Señaló con la mano en determinada dirección.•
Ella contuvo la respiración, quedándose luego muy quieta. Sus ojos
miraron a Poirot con expresión interrogante.
Él asintió.
—Mais oui! ¡Lo sé todo! La
muchacha dejó la comida preparada. Ella, lo mismo que Katrina, jurará que no
comieron ustedes otra cosa. Sólo usted y su esposo saben que le trajeron docena
y media de ostras, un regalito pour la
bone tante. ¡Es tan fácil poner estricnina en una ostra! Se traga, comme ça! Pero quedan las conchas. No
deben echarse al cubo. La criada las hubiera visto. Y entonces pensó usted en
bordear con ellas uno de los macizos. Pero no había las suficientes; el borde
no está completo. Hace mal efecto, estropea la simetría del jardín, encantador,
a no ser por ese detalle. Esas pocas conchas de ostras producen una nota
discordante... Me desagradaron cuando vine aquí por vez primera.
Mary Delafontaine dijo:
—Supongo que lo habrá adivinado usted por la carta. Sabía que había
escrito, pero no sabía cuánto había dicho.
Poirot contestó evasivo:
—Sabía por lo menos que se trataba de un asunto de familia. Si se
hubiera tratado de Katrina, no habría motivo para echar tierra al asunto. Me
figuro que usted o su esposo negociaron los valores de la señorita Barrowby en
provecho propio y que ella lo descubrió.
Mary Delafontaine asintió.
—Hacía años que lo veníamos haciendo... un poco aquí y otro poco allá.

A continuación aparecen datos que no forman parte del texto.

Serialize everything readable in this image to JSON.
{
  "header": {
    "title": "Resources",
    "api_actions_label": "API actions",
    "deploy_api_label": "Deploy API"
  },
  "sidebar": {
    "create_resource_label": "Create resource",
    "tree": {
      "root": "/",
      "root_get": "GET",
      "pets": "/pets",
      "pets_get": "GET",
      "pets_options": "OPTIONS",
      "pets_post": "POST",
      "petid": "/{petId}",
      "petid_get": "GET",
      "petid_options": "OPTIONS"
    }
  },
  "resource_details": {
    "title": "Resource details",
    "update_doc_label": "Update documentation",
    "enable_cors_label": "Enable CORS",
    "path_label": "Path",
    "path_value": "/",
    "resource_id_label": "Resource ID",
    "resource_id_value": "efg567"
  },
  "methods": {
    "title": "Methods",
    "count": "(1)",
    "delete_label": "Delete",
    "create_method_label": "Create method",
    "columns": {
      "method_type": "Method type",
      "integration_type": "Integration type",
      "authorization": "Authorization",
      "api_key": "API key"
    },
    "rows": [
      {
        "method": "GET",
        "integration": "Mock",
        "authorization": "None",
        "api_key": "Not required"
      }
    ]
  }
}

Nunca me di cuenta de que fuera lo bastante lista para enterarse. Y entonces me
enteré de que había mandado llamar a un detective y de que le dejaba el dinero
a Katrina... ¡esa miserable!
—Y entonces puso la estricnina en el cuarto de Katrina. Comprendo. Se
salvaba usted y salvaba a su marido de lo que yo pudiera descubrir y cargaba a
una chiquilla inocente con la culpa de un asesinato. ¿No tiene usted piedad,
señora?
Mary Delafontaine se encogió de hombros... sus ojos color miosotis
miraban a Poirot. Él recordó su primera visita, la perfecta actuación de Mary
Delafontaine y las torpes intervenciones de su marido. Una mujer superior...,
pero inhumana.
—¿Piedad? ¿Para esa miserable intrigante? —dijo ella dando rienda
suelta a su odio.
Hércules Poirot dijo lentamente:
—Creo, señora, que sólo ha tenido usted dos afectos en su vida. Uno es
su marido.
Los labios de Mary Delafontaine temblaron.
—Y el otro... su jardín.
Poirot miró en torno suyo. Su mirada parecía pedir perdón a las flores
por lo que había hecho y por lo que iba a hacer.